The use of forest biomass for energy production was originally sold to Nova Scotians as a good use of so-called “waste wood” – sawdust and bark and other leftover material from sawmills. But instead, Nova Scotia has seen the rise of a new wave of large-scale clearcutting – or “primary harvesting” - to feed big biomass electricity plants both here and abroad.

The Centre is calling on the government to finish the job by:

•    Removing primary forest biomass from the official list of renewable energy sources.
•    Restrict the practice of “primary” forest harvesting for biomass for electricity generation and prohibit the export of forest biomass for electricity generation in other countries.

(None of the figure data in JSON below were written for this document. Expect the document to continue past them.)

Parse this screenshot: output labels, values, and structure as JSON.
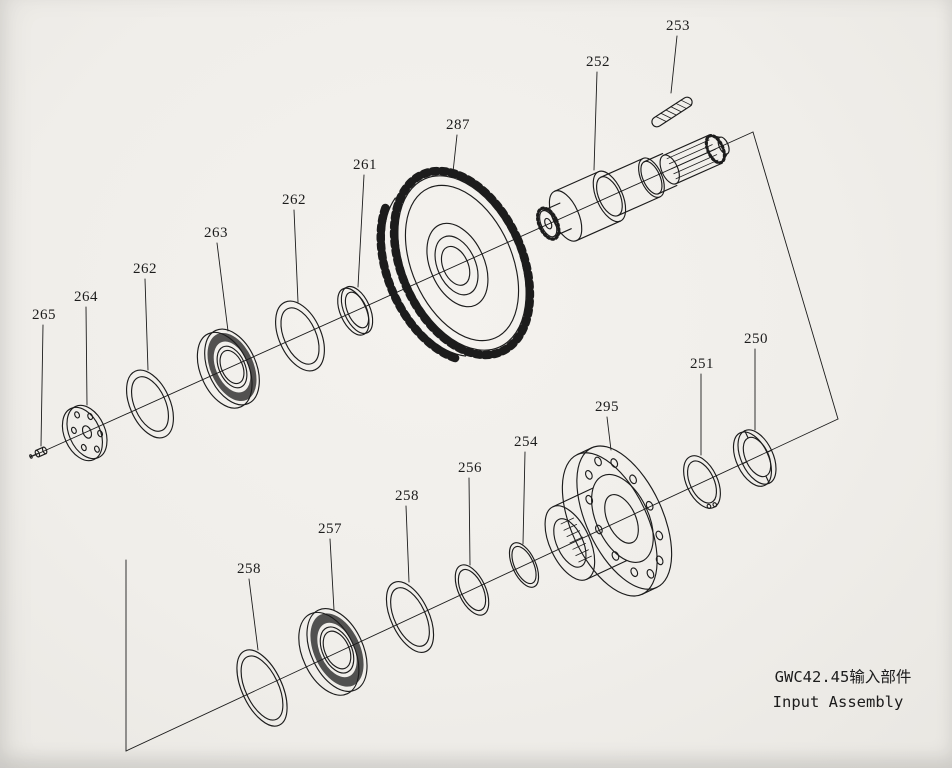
{
  "colors": {
    "paper": "#f0eeea",
    "ink": "#1c1c1c"
  },
  "caption": {
    "line1": "GWC42.45输入部件",
    "line2": "Input Assembly"
  },
  "callouts": [
    {
      "num": "253"
    },
    {
      "num": "252"
    },
    {
      "num": "287"
    },
    {
      "num": "261"
    },
    {
      "num": "262"
    },
    {
      "num": "263"
    },
    {
      "num": "262"
    },
    {
      "num": "264"
    },
    {
      "num": "265"
    },
    {
      "num": "250"
    },
    {
      "num": "251"
    },
    {
      "num": "295"
    },
    {
      "num": "254"
    },
    {
      "num": "256"
    },
    {
      "num": "258"
    },
    {
      "num": "257"
    },
    {
      "num": "258"
    }
  ]
}
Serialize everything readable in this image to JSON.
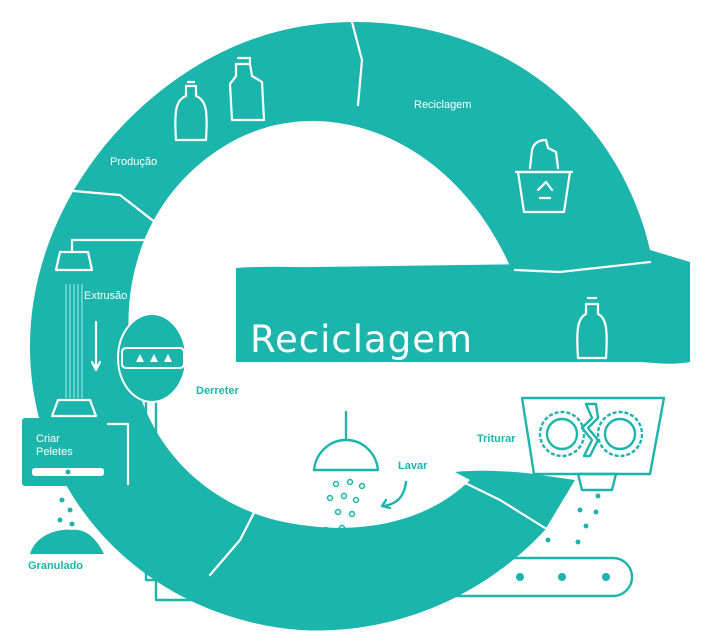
{
  "title": "Reciclagem",
  "stages": {
    "producao": "Produção",
    "reciclagem": "Reciclagem",
    "extrusao": "Extrusão",
    "criar_peletes_line1": "Criar",
    "criar_peletes_line2": "Peletes",
    "granulado": "Granulado",
    "derreter": "Derreter",
    "lavar": "Lavar",
    "triturar": "Triturar"
  },
  "colors": {
    "teal": "#1cb5ac",
    "background": "#ffffff"
  },
  "icons": [
    "bottle-icon",
    "detergent-bottle-icon",
    "recycle-bin-icon",
    "shower-head-icon",
    "shredder-icon",
    "conveyor-belt-icon",
    "melting-pot-icon",
    "extruder-icon",
    "pellet-machine-icon",
    "funnel-icon"
  ]
}
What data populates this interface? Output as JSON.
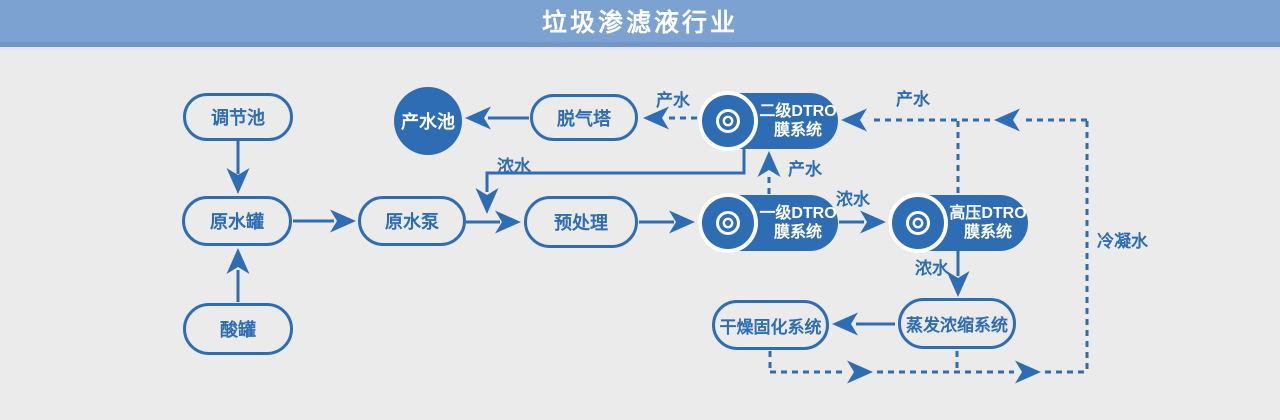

•    Make a plan to decommission the Port Hawkesbury biomass plant in 2018 when renewable energy from Muskrat Falls comes online.
 
“This huge new consumptive pressure on our forests is threatening the viability of the value-added hardwood industry, driving up firewood prices and driving down forest harvesting practices to a new low” says EAC Forestry Coordinator Matt Miller. “ To address the threat that biomass harvesting poses to the health of Nova Scotia’s forests, we need to improve the regulatory framework for forest harvesting to significantly reduce clearcutting and eliminate harvesting of tree tops and branches for biomass.”
 
“Research shows the amount of carbon pollution associated with electricity generated from primary forest biomass is similar to pollution from burning coal,” says Catherine Abreu, EAC Energy Coordinator.  “We have the perfect opportunity coming up in 2018, when renewable energy will start flowing from Muskrat Falls, to finish the job and shut the Port Hawkesbury Biomass plant down.”